Питер торопился. Надо было успеть на последний поезд, иначе пришлось бы ждать до шести утра. А ему хотелось поскорее увидеть Элисон, поговорить с ней, заставить ее вспомнить события далекого детства. Кроме того, нужно было выспаться. Предстояло сделать так много, что не отдохнуть значило бы заранее обречь себя на неудачу. План действий приобретал все более четкие очертания, а начальную идею подсказал ему Рамирес своей мимолетно оброненной фразой: «Бой под Часоном – не единственный, где были ранены сотни людей, которые теперь доживают свой век в госпиталях для ветеранов».

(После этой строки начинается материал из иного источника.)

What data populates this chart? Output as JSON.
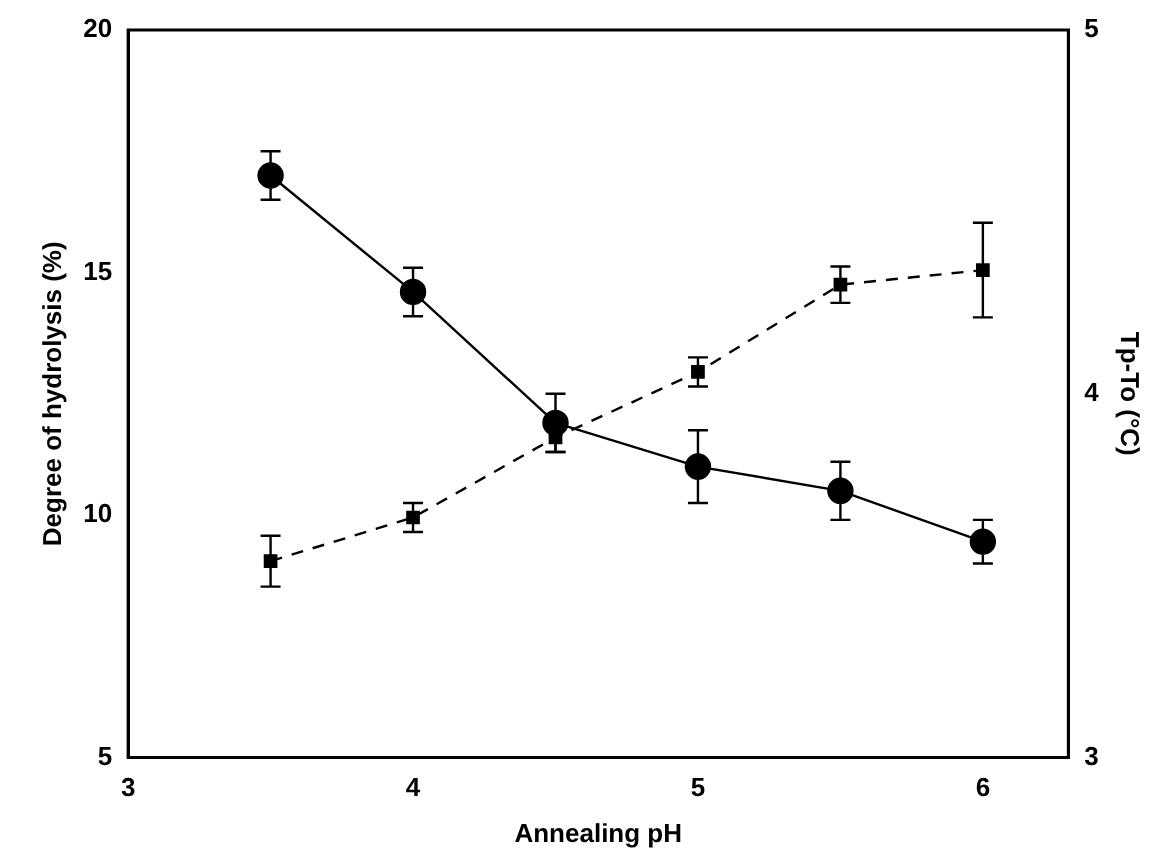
{
  "chart_data": {
    "type": "line",
    "xlabel": "Annealing pH",
    "ylabel": "Degree of hydrolysis (%)",
    "y2label": "Tp-To (°C)",
    "x": [
      3.5,
      4,
      4.5,
      5,
      5.5,
      6
    ],
    "series": [
      {
        "color": "#000000",
        "values": [
          17.0,
          14.6,
          11.9,
          11.0,
          10.5,
          9.45
        ],
        "errors": [
          0.5,
          0.5,
          0.6,
          0.75,
          0.6,
          0.45
        ],
        "marker": "circle",
        "line_style": "solid"
      },
      {
        "color": "#000000",
        "axis": "y2",
        "values": [
          3.54,
          3.66,
          3.88,
          4.06,
          4.3,
          4.34
        ],
        "errors": [
          0.07,
          0.04,
          0.04,
          0.04,
          0.05,
          0.13
        ],
        "marker": "square",
        "line_style": "dashed"
      }
    ],
    "xlim": [
      3,
      6.3
    ],
    "xticks": [
      3,
      4,
      5,
      6
    ],
    "ylim": [
      5,
      20
    ],
    "yticks": [
      5,
      10,
      15,
      20
    ],
    "y2lim": [
      3,
      5
    ],
    "y2ticks": [
      3,
      4,
      5
    ],
    "grid": false,
    "legend": false
  }
}
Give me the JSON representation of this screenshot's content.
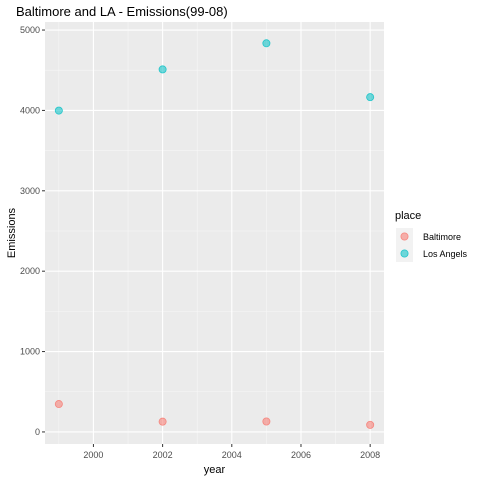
{
  "chart_data": {
    "type": "scatter",
    "title": "Baltimore and LA - Emissions(99-08)",
    "xlabel": "year",
    "ylabel": "Emissions",
    "xlim": [
      1998.6,
      2008.4
    ],
    "ylim": [
      -150,
      5100
    ],
    "x_ticks": [
      2000,
      2002,
      2004,
      2006,
      2008
    ],
    "y_ticks": [
      0,
      1000,
      2000,
      3000,
      4000,
      5000
    ],
    "grid": true,
    "legend_title": "place",
    "legend_position": "right",
    "series": [
      {
        "name": "Baltimore",
        "color": "#F8766D",
        "x": [
          1999,
          2002,
          2005,
          2008
        ],
        "y": [
          347,
          128,
          130,
          88
        ]
      },
      {
        "name": "Los Angels",
        "color": "#00BFC4",
        "x": [
          1999,
          2002,
          2005,
          2008
        ],
        "y": [
          3998,
          4510,
          4835,
          4165
        ]
      }
    ]
  }
}
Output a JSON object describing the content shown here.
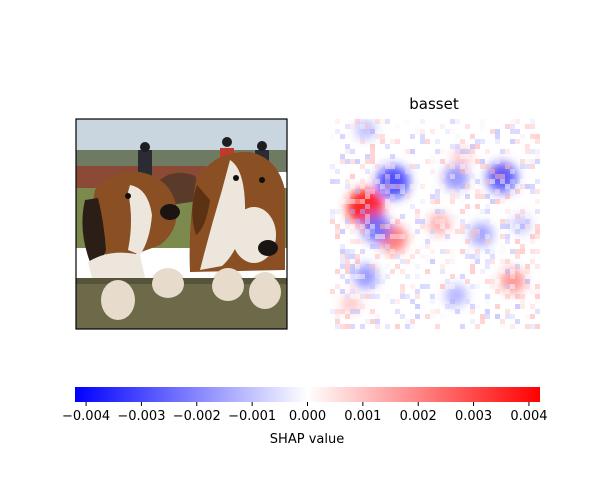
{
  "chart_data": {
    "type": "heatmap",
    "panels": [
      {
        "kind": "input-image",
        "description": "two hounds looking over a fence, riders on horses behind",
        "title": ""
      },
      {
        "kind": "shap-heatmap",
        "title": "basset",
        "colormap": "bwr",
        "value_range": [
          -0.0042,
          0.0042
        ],
        "hotspots": [
          {
            "col": 0.17,
            "row": 0.42,
            "value": 0.0041
          },
          {
            "col": 0.3,
            "row": 0.57,
            "value": 0.0025
          },
          {
            "col": 0.87,
            "row": 0.77,
            "value": 0.002
          },
          {
            "col": 0.52,
            "row": 0.5,
            "value": 0.0015
          },
          {
            "col": 0.82,
            "row": 0.25,
            "value": 0.0012
          },
          {
            "col": 0.1,
            "row": 0.88,
            "value": 0.001
          },
          {
            "col": 0.63,
            "row": 0.18,
            "value": 0.001
          },
          {
            "col": 0.3,
            "row": 0.3,
            "value": -0.0034
          },
          {
            "col": 0.22,
            "row": 0.52,
            "value": -0.0026
          },
          {
            "col": 0.82,
            "row": 0.28,
            "value": -0.003
          },
          {
            "col": 0.6,
            "row": 0.28,
            "value": -0.002
          },
          {
            "col": 0.72,
            "row": 0.55,
            "value": -0.0017
          },
          {
            "col": 0.17,
            "row": 0.75,
            "value": -0.0019
          },
          {
            "col": 0.6,
            "row": 0.84,
            "value": -0.0014
          },
          {
            "col": 0.17,
            "row": 0.05,
            "value": -0.0012
          },
          {
            "col": 0.91,
            "row": 0.5,
            "value": -0.001
          }
        ]
      }
    ],
    "colorbar": {
      "ticks": [
        "−0.004",
        "−0.003",
        "−0.002",
        "−0.001",
        "0.000",
        "0.001",
        "0.002",
        "0.003",
        "0.004"
      ],
      "tick_values": [
        -0.004,
        -0.003,
        -0.002,
        -0.001,
        0.0,
        0.001,
        0.002,
        0.003,
        0.004
      ],
      "range": [
        -0.0042,
        0.0042
      ],
      "label": "SHAP value",
      "colors": {
        "low": "#0000ff",
        "mid": "#ffffff",
        "high": "#ff0000"
      }
    }
  },
  "colors": {
    "sky": "#c9d6df",
    "trees": "#6f7a63",
    "barn": "#8b4a35",
    "grass": "#7c8a4e",
    "fence": "#6d6a4a",
    "dog_brown": "#8a4f22",
    "dog_white": "#ece6dc",
    "dog_dark": "#2a1e16"
  }
}
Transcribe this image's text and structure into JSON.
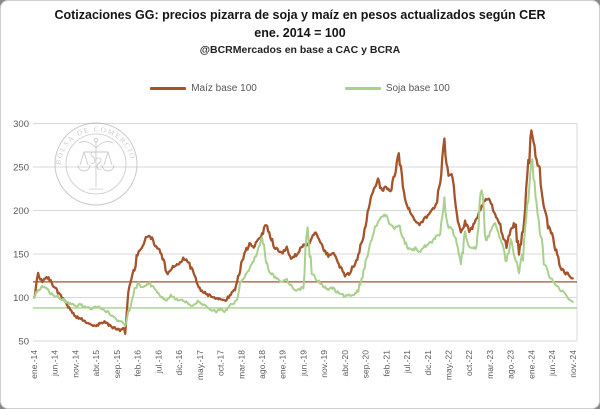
{
  "header": {
    "title_line1": "Cotizaciones GG: precios pizarra de soja y maíz en pesos actualizados según CER",
    "title_line2": "ene. 2014 = 100",
    "subtitle": "@BCRMercados en base a CAC y BCRA"
  },
  "watermark": {
    "text": "BOLSA DE COMERCIO DE ROSARIO"
  },
  "chart_data": {
    "type": "line",
    "title": "Cotizaciones GG: precios pizarra de soja y maíz en pesos actualizados según CER",
    "subtitle": "ene. 2014 = 100",
    "source_note": "@BCRMercados en base a CAC y BCRA",
    "grid": "horizontal-only",
    "legend_position": "top",
    "x_unit": "month",
    "x_start": "ene.-14",
    "x_end": "nov.-24",
    "x_tick_labels": [
      "ene.-14",
      "jun.-14",
      "nov.-14",
      "abr.-15",
      "sep.-15",
      "feb.-16",
      "jul.-16",
      "dic.-16",
      "may.-17",
      "oct.-17",
      "mar.-18",
      "ago.-18",
      "ene.-19",
      "jun.-19",
      "nov.-19",
      "abr.-20",
      "sep.-20",
      "feb.-21",
      "jul.-21",
      "dic.-21",
      "may.-22",
      "oct.-22",
      "mar.-23",
      "ago.-23",
      "ene.-24",
      "jun.-24",
      "nov.-24"
    ],
    "months_per_tick": 5,
    "y_ticks": [
      50,
      100,
      150,
      200,
      250,
      300
    ],
    "ylim": [
      50,
      310
    ],
    "series": [
      {
        "name": "Maíz base 100",
        "color": "#A5532B",
        "values": [
          100,
          126,
          118,
          124,
          119,
          112,
          105,
          98,
          92,
          85,
          78,
          76,
          74,
          71,
          69,
          67,
          70,
          72,
          69,
          65,
          64,
          62,
          65,
          112,
          128,
          150,
          158,
          168,
          172,
          162,
          156,
          148,
          127,
          133,
          137,
          139,
          146,
          142,
          133,
          121,
          110,
          106,
          103,
          100,
          98,
          99,
          96,
          101,
          106,
          116,
          140,
          152,
          163,
          158,
          167,
          172,
          185,
          172,
          158,
          154,
          152,
          157,
          144,
          148,
          153,
          162,
          158,
          170,
          175,
          166,
          154,
          148,
          151,
          145,
          133,
          125,
          128,
          136,
          143,
          162,
          182,
          207,
          226,
          236,
          222,
          228,
          221,
          241,
          264,
          228,
          205,
          196,
          189,
          184,
          190,
          193,
          201,
          206,
          232,
          277,
          241,
          243,
          196,
          174,
          186,
          176,
          182,
          191,
          205,
          212,
          213,
          196,
          190,
          174,
          160,
          178,
          186,
          152,
          180,
          235,
          294,
          262,
          246,
          208,
          182,
          170,
          152,
          136,
          128,
          127,
          122
        ]
      },
      {
        "name": "Soja base 100",
        "color": "#A9D08E",
        "values": [
          100,
          108,
          112,
          110,
          105,
          102,
          100,
          97,
          94,
          92,
          90,
          92,
          90,
          88,
          87,
          90,
          88,
          85,
          83,
          78,
          74,
          72,
          70,
          88,
          105,
          117,
          112,
          114,
          116,
          110,
          104,
          100,
          97,
          102,
          99,
          97,
          96,
          94,
          91,
          94,
          96,
          91,
          87,
          85,
          84,
          87,
          84,
          89,
          93,
          99,
          119,
          126,
          133,
          142,
          152,
          176,
          140,
          128,
          124,
          121,
          118,
          121,
          114,
          109,
          108,
          115,
          183,
          128,
          121,
          118,
          112,
          109,
          111,
          107,
          104,
          101,
          103,
          103,
          106,
          121,
          141,
          157,
          177,
          188,
          192,
          196,
          184,
          180,
          183,
          171,
          157,
          154,
          156,
          152,
          158,
          161,
          164,
          170,
          173,
          212,
          181,
          178,
          164,
          138,
          174,
          159,
          155,
          160,
          232,
          166,
          172,
          186,
          176,
          161,
          141,
          168,
          148,
          131,
          152,
          206,
          265,
          215,
          182,
          140,
          128,
          120,
          114,
          109,
          104,
          100,
          95
        ]
      }
    ],
    "reference_lines": [
      {
        "series": "Maíz base 100",
        "value": 118,
        "color": "#A5532B"
      },
      {
        "series": "Soja base 100",
        "value": 88,
        "color": "#A9D08E"
      }
    ]
  }
}
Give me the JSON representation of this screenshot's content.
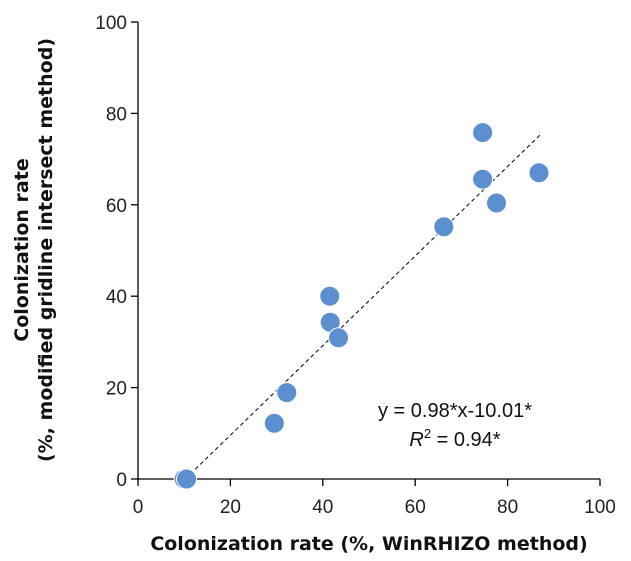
{
  "chart_data": {
    "type": "scatter",
    "title": "",
    "xlabel": "Colonization rate (%, WinRHIZO method)",
    "ylabel_line1": "Colonization rate",
    "ylabel_line2": "(%, modified gridline intersect method)",
    "xlim": [
      0,
      100
    ],
    "ylim": [
      0,
      100
    ],
    "xticks": [
      "0",
      "20",
      "40",
      "60",
      "80",
      "100"
    ],
    "yticks": [
      "0",
      "20",
      "40",
      "60",
      "80",
      "100"
    ],
    "grid": false,
    "legend": "none",
    "marker_color": "#5B8FD0",
    "points": [
      {
        "x": 10.0,
        "y": 0.0
      },
      {
        "x": 10.5,
        "y": 0.0
      },
      {
        "x": 29.5,
        "y": 12.2
      },
      {
        "x": 32.2,
        "y": 18.9
      },
      {
        "x": 41.5,
        "y": 40.0
      },
      {
        "x": 41.6,
        "y": 34.3
      },
      {
        "x": 43.4,
        "y": 30.9
      },
      {
        "x": 66.2,
        "y": 55.2
      },
      {
        "x": 74.6,
        "y": 75.8
      },
      {
        "x": 74.6,
        "y": 65.6
      },
      {
        "x": 77.6,
        "y": 60.4
      },
      {
        "x": 86.8,
        "y": 67.0
      }
    ],
    "trendline": {
      "slope": 0.98,
      "intercept": -10.01,
      "x_range": [
        10.2,
        87.0
      ],
      "style": "dashed"
    },
    "annotations": {
      "equation": "y = 0.98*x-10.01*",
      "r2_symbol": "R",
      "r2_exp": "2",
      "r2_rest": " = 0.94*"
    }
  }
}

Питер прошел в середину пустого вагона, сел у окна и увидел собственное отражение в загрязненном стекле. Хотя отражение было мутным, можно было безошибочно определить, что это лицо уставшего, измученного человека. Откуда-то с платформы донесся монотонный голос, усиленный динамиком. Ченселор закрыл глаза и погрузился в дремоту под стук колес поезда, набиравшего скорость.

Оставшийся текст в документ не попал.